Pernyataan itu disampaikan menyusul keputusan Bupati Manokwari yang menunda proses pengundangan Raperda PPMHA setelah pertemuan terbatas bersama Sub Suku Sough pada 24 November 2025.

“Penundaan itu dilakukan secara sepihak dan tertutup hanya dengan Sub Suku Sough. Saya kaget dengan adanya pertemuan tertutup tersebut,” ujar Hans saat diwawancarai di Fanindi, Manokwari, Selasa (16/12/2025).

Penundaan Dinilai Tidak Prosedural

Hans menjelaskan, penundaan pengundangan Raperda seharusnya melibatkan seluruh sub-suku Arfak, yakni Hatam, Meyakh (Meya), Moile, dan Sough.

Ia menilai keputusan sepihak tersebut menyalahi prosedur, mengingat Raperda PPMHA telah disetujui bersama DPRK Manokwari melalui sidang paripurna pada 19 Desember 2023.

Menurut Hans, Raperda ini bukan untuk kepentingan politik, melainkan demi kepastian hukum wilayah adat dan perlindungan nilai-nilai tradisional masyarakat adat.

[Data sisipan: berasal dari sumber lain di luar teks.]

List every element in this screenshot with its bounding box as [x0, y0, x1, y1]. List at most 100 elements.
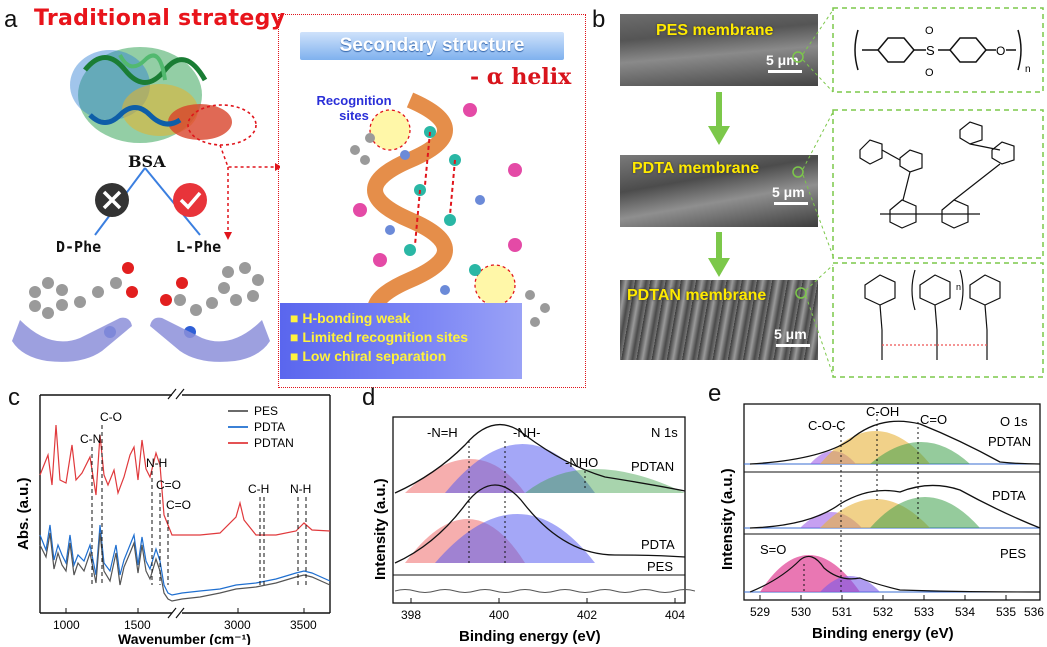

Baca juga: Dominggus Mandacan-Mohamad Lakotani Dapat Parang dari Suku Arfak: Untuk Bersih-bersih Pemerintahan

Pemetaan Wilayah Adat

Hans memaparkan, berdasarkan pembagian distrik di Kabupaten Manokwari, Sub Suku Meyakh menempati lima distrik, Moile dua distrik, Hatam satu distrik, serta Distrik Boray satu distrik. Ia menegaskan wilayah Sub Suku Sough tidak berada di Kabupaten Manokwari.

Lebih lanjut, Hans menjelaskan Suku Besar Arfak disebut “suku besar” karena memiliki wilayah adat yang luas dan terdiri dari sejumlah sub-suku yang tersebar di berbagai kabupaten, mulai dari Manokwari, Pegunungan Arfak, Manokwari Selatan, Teluk Bintuni, Teluk Wondama, hingga Tambrauw.

Dorongan Musyawarah Adat

Sebagai Pelaksana Tugas Ketua Dewan Adat Papua (DAP) Wilayah III Doberay, Hans menilai keberadaan Perda PPMHA sangat dibutuhkan oleh masyarakat adat Arfak, khususnya yang berada di wilayah Manokwari.

Ia meminta Bupati Manokwari segera mengundang seluruh perwakilan sub-suku untuk membahas Raperda secara terbuka dan bermartabat.

Hans juga mengapresiasi DPRK Manokwari yang telah menyusun Raperda PPMHA sebagai dasar hukum pengakuan wilayah adat, hak-hak tradisional, serta perlindungan masyarakat adat.

Baca juga: Hans Lodewyk Mandacan Pensiun dari ASN: Terhitung 1 Oktober 2025 Saya Kembali ke Masyarakat

Tujuan Strategis Raperda PPMHA

Raperda PPMHA yang telah digodok sejak 2019 memuat sejumlah tujuan penting, antara lain:

  • Mengakui dan menghormati keberadaan masyarakat hukum adat beserta nilai-nilai tradisionalnya.
  • Memberikan kepastian hukum atas wilayah adat dan hak-hak masyarakat adat.
  • Melindungi hak masyarakat adat atas tanah, hutan, dan kekayaan alam lainnya.
  • Memberikan perlindungan bagi perempuan, anak, dan kelompok rentan dalam komunitas adat.
  • Menyediakan mekanisme penyelesaian sengketa berbasis hukum adat.

Sejalan dengan sikap Hans Mandacan, Direktur Perkumpulan Nayak Sobat Oase, Damianus Walilo, juga mendorong agar seluruh pihak segera menggelar musyawarah adat sebelum proses pengundangan Raperda dilanjutkan.

“Supaya tidak ada pihak yang dirugikan, Pemerintah Daerah Manokwari, DPRK Manokwari, Kepala Suku Besar Arfak sekaligus Ketua DAP Wilayah III Doberay, bersama masyarakat adat, segera melaksanakan musyawarah adat untuk mencapai mufakat,” tegas Damianus.